高昂的计算基础设施成本是中小型製造商和研究机构面临的主要限制因素。先进的人工智慧建模需要强大的运算能力、专用软体平台和熟练的专业人员来开发精确的材料预测演算法。维护量子运算能力和高效能运算丛集的成本限制了研发预算有限的机构对其应用。这种技术壁垒可能会在拥有雄厚研发资源的大型企业和旨在进入市场的中小型创新者之间造成竞争差距。

在电动车製造领域的应用不断扩展

电动车製造领域应用的不断扩展为人工智慧设计合金带来了巨大的成长机会。电动车製造商正在寻求能够延长电池续航里程、同时保持结构完整性和碰撞安全性能的轻量材料。人工智慧优化的铝合金和高熵合金能够在不影响安全性的前提下减轻车辆重量。此外，电池系统的温度控管要求也催生了对具有特定散热性能合金的需求。随着全球电动车普及速度的加快，人工智慧设计材料将在应对汽车性能挑战方面发挥日益重要的作用。

检验和认证的复杂性

检验和认证的复杂性阻碍了市场扩张。新开发的AI设计合金必须经过广泛的测试才能获得航太和国防领域的核准。监管机构要求提供经实践验证的性能历史和可靠性数据，而这些数据仅靠计算模型无法提供。关键应用领域漫长的认证流程可能会延迟产品上市和投资回报。此外，即使计算预测结果令人鼓舞，但对于用于安全关键部件的未经验证材料，保险和责任方面的担忧也可能阻碍其应用。

新冠疫情的影响：

新冠疫情扰乱了传统的合金生产供应链，同时也凸显了材料创新自主化的必要性。封锁措施加速了材料研究领域的数位转型，促使各机构投资人工智慧平台，以减少对实体实验的依赖。疫情引发的半导体短缺影响了汽车生产，促使人们将注意力转向材料效率和轻量化，以推动电气化发展。
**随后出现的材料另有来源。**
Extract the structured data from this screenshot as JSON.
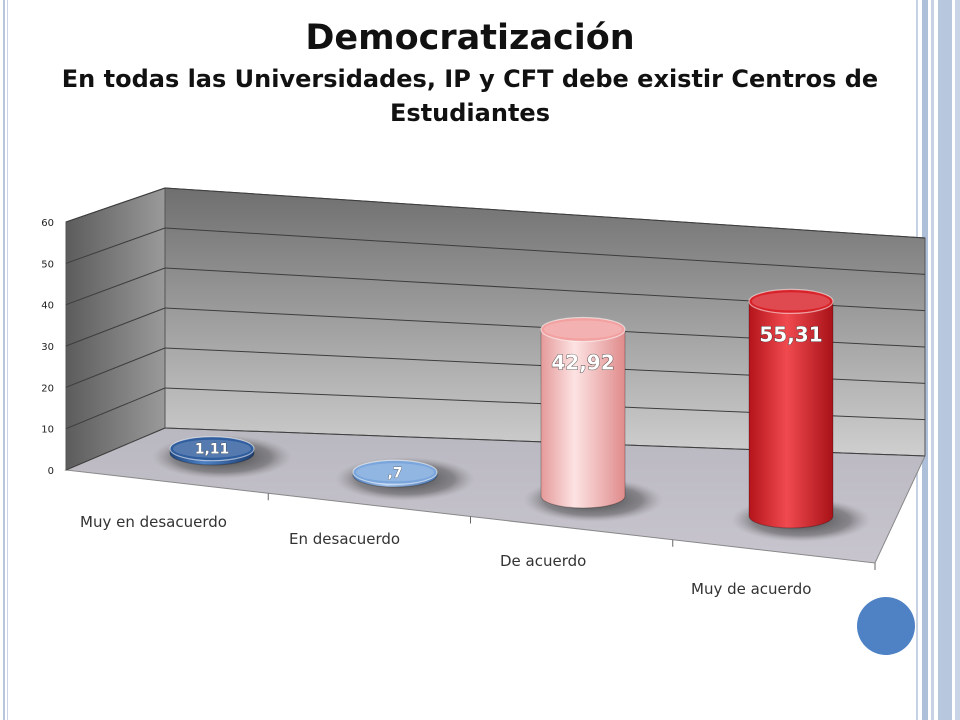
{
  "title": "Democratización",
  "subtitle": "En todas las Universidades, IP y CFT debe existir Centros de Estudiantes",
  "chart_data": {
    "type": "bar",
    "style": "3d-cylinder",
    "categories": [
      "Muy en desacuerdo",
      "En desacuerdo",
      "De acuerdo",
      "Muy de acuerdo"
    ],
    "values": [
      1.11,
      0.7,
      42.92,
      55.31
    ],
    "value_labels": [
      "1,11",
      ",7",
      "42,92",
      "55,31"
    ],
    "yticks": [
      "0",
      "10",
      "20",
      "30",
      "40",
      "50",
      "60"
    ],
    "ylim": [
      0,
      60
    ],
    "grid": true,
    "legend": "none",
    "colors": [
      "#2f5d9e",
      "#7aa6dc",
      "#f2a0a0",
      "#d8232a"
    ]
  }
}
远端协作工具使全球研究团队能够推进计算材料科学计划，最终加速了向人工智慧主导的合金开发方法的转变。

在预测期内，高熵合金细分市场预计将占据最大的市场份额。

由于其卓越的机械性能和在极端温度范围内的稳定性，高熵合金预计将在预测期内占据最大的市场份额。与传统合金相比，这些多组分合金具有更优异的强度、延展性和耐腐蚀性。在航太和国防领域，对高熵合金的需求日益增长，尤其是在那些容不得任何失效的关键零件中。即使在强烈的热应力和机械应力下，高熵合金仍能保持结构完整性，这将使其成为预测期内关键任务应用的最佳选择。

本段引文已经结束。